The £200 voice-controlled gadget, in partnership with Sony, will offer web-connected TV allowing the user to surf the internet, watch videos and play games with its motion-controlled remote.
The device is based on Google’s Android software for smartphones and will let viewers switch between popular online applications such as Facebook and Twitter while watching live TV. The service will give access to thousands of Android apps including 150 optimised for television, as well as access to BBC iPlayer, YouTube and hundreds of thousands of films. Android phone users will be able to use their handsets as a remote control for the new box and the service will also be built into Sony Blu-Ray players from October.
More TV apps will soon be made available as other ‘Smart-TV’ devices enter the market. Samsung, LG and, most notably, Apple all plan to enter an area of the entertainment market not yet revolutionised by the internet, with Google hoping to capitalise on Apple’s delay in launching their own Smart TV.
Reception in the U.S.
Earlier versions of Google’s TV service struggled in the US, where it launched in October 2010. Logitech, a partner, reportedly lost $100m after producing one of the first Google TV devices – a set-top box – and launching it at Christmas 2010. During one quarter, more boxes were returned than sold and the company later pulled out.
The continued refusal by major US cable companies to permit access to their programming via Google TV undoubtedly had a devastating effect on the service. And naturally, the absence of these channels makes the experience far less attractive to customers.
A crowded living room
However, there were other destructive forces involved that contributed to the lack of Google TV adoption. I feel the prospect of investing in yet another set-top box to place under the TV, in an already crowded living room, is partly to blame for this lack of initial interest. Also, dual screening has become such an integral part of how we watch TV and viewers generally interact with programmes via phones, tablets and laptops, instead of overlaying content directly on to the screen itself. And these mobile devices are so widely used it might suggest there isn’t the requirement to access the internet via your TV, not to mention the inconvenience for anyone else trying to watch at the same time!
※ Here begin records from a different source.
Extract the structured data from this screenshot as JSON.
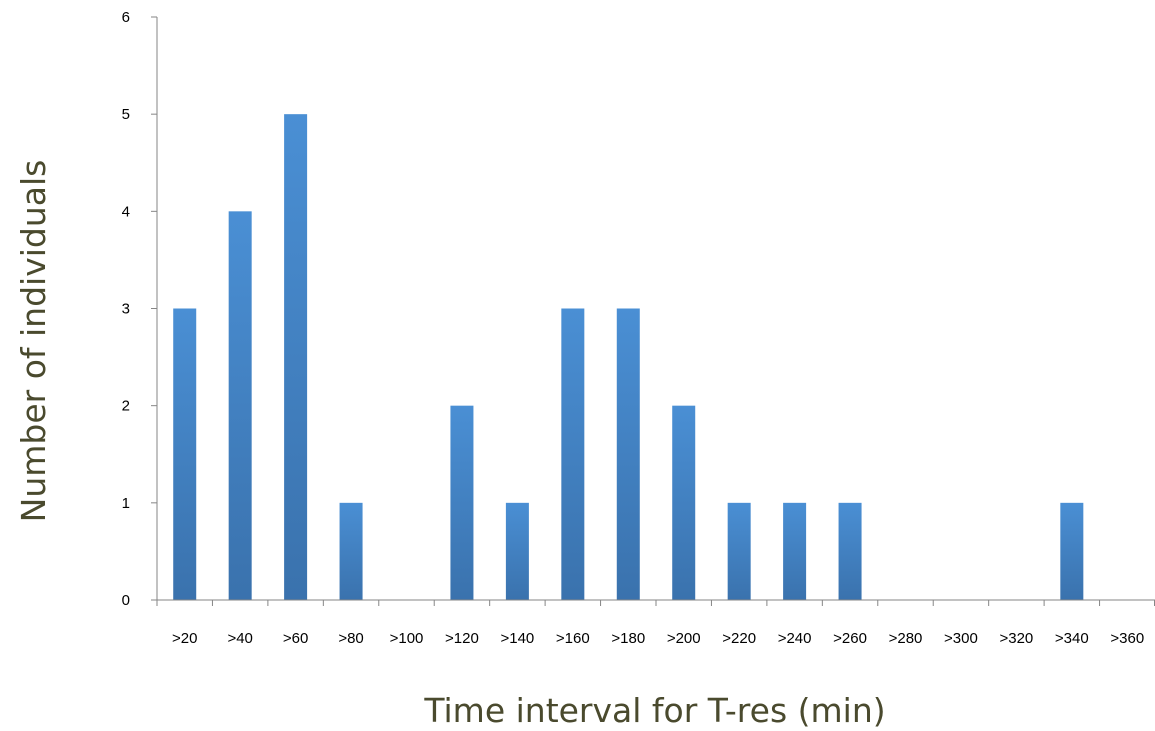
{
  "chart_data": {
    "type": "bar",
    "title": "",
    "xlabel": "Time interval for T-res (min)",
    "ylabel": "Number of individuals",
    "categories": [
      ">20",
      ">40",
      ">60",
      ">80",
      ">100",
      ">120",
      ">140",
      ">160",
      ">180",
      ">200",
      ">220",
      ">240",
      ">260",
      ">280",
      ">300",
      ">320",
      ">340",
      ">360"
    ],
    "values": [
      3,
      4,
      5,
      1,
      0,
      2,
      1,
      3,
      3,
      2,
      1,
      1,
      1,
      0,
      0,
      0,
      1,
      0
    ],
    "ylim": [
      0,
      6
    ],
    "yticks": [
      0,
      1,
      2,
      3,
      4,
      5,
      6
    ],
    "grid": false,
    "legend": "none",
    "bar_color": "#4a8fd4",
    "bar_color_dark": "#3a72ad"
  }
}
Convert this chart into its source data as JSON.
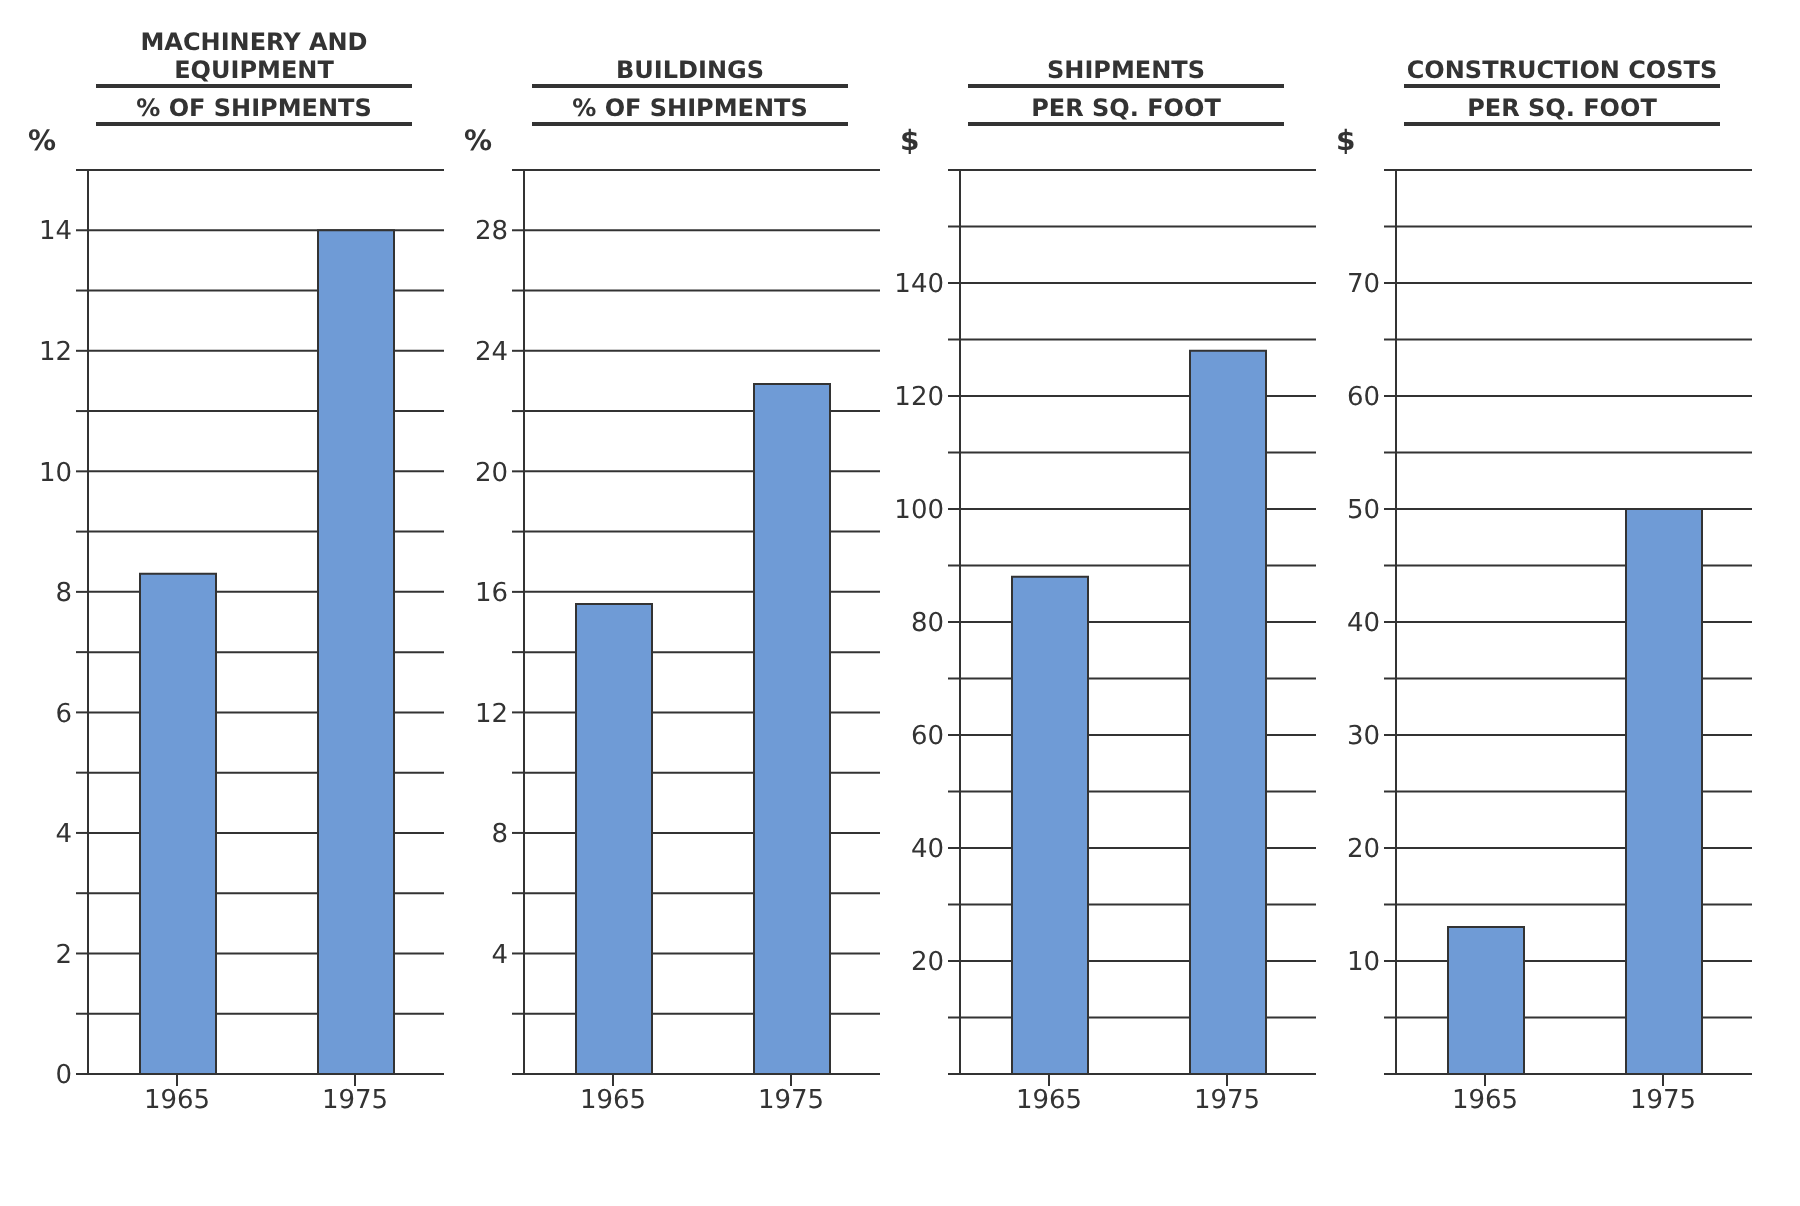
{
  "chart_data": [
    {
      "type": "bar",
      "title": "MACHINERY AND EQUIPMENT",
      "subtitle": "% OF SHIPMENTS",
      "ylabel": "%",
      "categories": [
        "1965",
        "1975"
      ],
      "values": [
        8.3,
        14.0
      ],
      "color": "#6f9bd6",
      "ylim": [
        0,
        15
      ],
      "grid": "y",
      "yticks": [
        0,
        {
          "value": 1,
          "label": null
        },
        2,
        {
          "value": 3,
          "label": null
        },
        4,
        {
          "value": 5,
          "label": null
        },
        6,
        {
          "value": 7,
          "label": null
        },
        8,
        {
          "value": 9,
          "label": null
        },
        10,
        {
          "value": 11,
          "label": null
        },
        12,
        {
          "value": 13,
          "label": null
        },
        14,
        {
          "value": 15,
          "label": null
        }
      ]
    },
    {
      "type": "bar",
      "title": "BUILDINGS",
      "subtitle": "% OF SHIPMENTS",
      "ylabel": "%",
      "categories": [
        "1965",
        "1975"
      ],
      "values": [
        15.6,
        22.9
      ],
      "color": "#6f9bd6",
      "ylim": [
        0,
        30
      ],
      "grid": "y",
      "yticks": [
        {
          "value": 0,
          "label": null
        },
        {
          "value": 2,
          "label": null
        },
        4,
        {
          "value": 6,
          "label": null
        },
        8,
        {
          "value": 10,
          "label": null
        },
        12,
        {
          "value": 14,
          "label": null
        },
        16,
        {
          "value": 18,
          "label": null
        },
        20,
        {
          "value": 22,
          "label": null
        },
        24,
        {
          "value": 26,
          "label": null
        },
        28,
        {
          "value": 30,
          "label": null
        }
      ]
    },
    {
      "type": "bar",
      "title": "SHIPMENTS",
      "subtitle": "PER SQ. FOOT",
      "ylabel": "$",
      "categories": [
        "1965",
        "1975"
      ],
      "values": [
        88,
        128
      ],
      "color": "#6f9bd6",
      "ylim": [
        0,
        160
      ],
      "grid": "y",
      "yticks": [
        {
          "value": 0,
          "label": null
        },
        {
          "value": 10,
          "label": null
        },
        20,
        {
          "value": 30,
          "label": null
        },
        40,
        {
          "value": 50,
          "label": null
        },
        60,
        {
          "value": 70,
          "label": null
        },
        80,
        {
          "value": 90,
          "label": null
        },
        100,
        {
          "value": 110,
          "label": null
        },
        120,
        {
          "value": 130,
          "label": null
        },
        140,
        {
          "value": 150,
          "label": null
        },
        {
          "value": 160,
          "label": null
        }
      ]
    },
    {
      "type": "bar",
      "title": "CONSTRUCTION COSTS",
      "subtitle": "PER SQ. FOOT",
      "ylabel": "$",
      "categories": [
        "1965",
        "1975"
      ],
      "values": [
        13,
        50
      ],
      "color": "#6f9bd6",
      "ylim": [
        0,
        80
      ],
      "grid": "y",
      "yticks": [
        {
          "value": 0,
          "label": null
        },
        {
          "value": 5,
          "label": null
        },
        10,
        {
          "value": 15,
          "label": null
        },
        20,
        {
          "value": 25,
          "label": null
        },
        30,
        {
          "value": 35,
          "label": null
        },
        40,
        {
          "value": 45,
          "label": null
        },
        50,
        {
          "value": 55,
          "label": null
        },
        60,
        {
          "value": 65,
          "label": null
        },
        70,
        {
          "value": 75,
          "label": null
        },
        {
          "value": 80,
          "label": null
        }
      ]
    }
  ]
}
Subscription services such as Sky TV and Virgin Media will likely block Google TV from accessing their content, but due to the availability of Freesat and Freeview I expect Google to sidestep many of the obstacles they faced in the US market. Although eventually I’m sure it will become standard practise to access the internet on practically any surface you want, in the immediate future I feel Google TV is a luxury reserved for technology lovers rather than a necessity for the average consumer.